Todo el mundo se cree que es buena persona. Los asesinos y los violadores piensan que tienen razones para ser unos hijos de puta. Debe de haber muy pocas personas que no particicipen de esa característica. La consecuencia es que pensamos que los malos son los demás. Nos cuesta ponernos en el lugar del otro y no aceptamos las razones ajenas.

Como la culpa no es nuestra, nos gusta mucho repartir responsabilidades. Aquí es donde entra el descrédito de la clase política. La gran mayoría de las personas que conozco odian a los políticos. A todos. Pueden nombrar a muy pocos y se duda que les hayan escuchado más de un par de minutos. Da igual, para la chusma son todos iguales.
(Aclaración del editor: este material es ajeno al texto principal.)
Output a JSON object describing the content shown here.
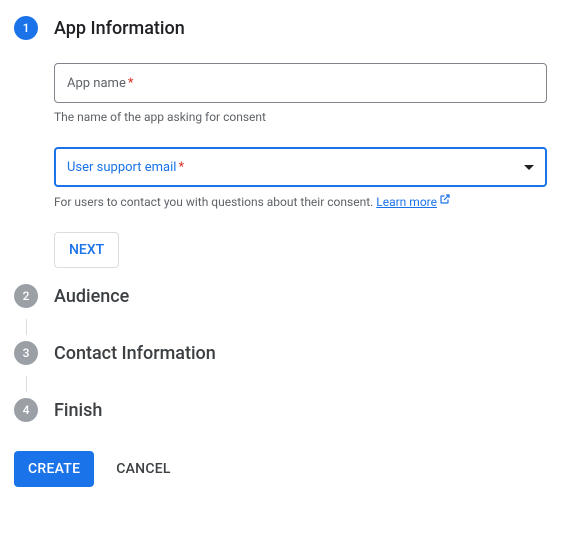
{
  "steps": [
    {
      "number": "1",
      "title": "App Information",
      "active": true
    },
    {
      "number": "2",
      "title": "Audience",
      "active": false
    },
    {
      "number": "3",
      "title": "Contact Information",
      "active": false
    },
    {
      "number": "4",
      "title": "Finish",
      "active": false
    }
  ],
  "form": {
    "app_name": {
      "label": "App name",
      "required": "*",
      "helper": "The name of the app asking for consent"
    },
    "support_email": {
      "label": "User support email",
      "required": "*",
      "helper_prefix": "For users to contact you with questions about their consent. ",
      "learn_more": "Learn more"
    },
    "next_label": "NEXT"
  },
  "footer": {
    "create": "CREATE",
    "cancel": "CANCEL"
  }
}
Cada vez que escucho una frase del tipo de "los políticos son lo peor" o alguna gilipollez por el estilo me enervo. Siempre es alguien que no sabe qué es la izquierda o la derecha. Siempre es alguien que no sabe nada de política.

Además, este nihilismo me parece muy peligroso. Detrás de él viene la idea de que da lo mismo que estén unos o que estén otros en el poder. Puede ser relativamente cierto en el caso del PP y del PSOE, aunque siempre hay otras opciones. Y un poco más allá está el argumento de que la democracia no vale para nada y que, para eso, vamos a poner de jefe de gobierno a un empresario de éxito, dudosa moral, inexistente ética y un poco presumido. O algo peor, dejemos que un militar gallego de voz aflautada mande casi 40 años y muera en la cama.

¿La clase política apesta? Hazte tu político. No votes a los que estén incursos en casos de corrupción o a los que dan pábulo a ridículas teorías de la conspiración. Lee. Debate o discute. Preocúpate por lo que ocurre más allá de tu reducido entorno sociofamiliar. Pasa a la acción. Basta con que hagas una sola de estas cosas.

Y, sobre todo, sería un alivio que dejaras de quejarte de los políticos.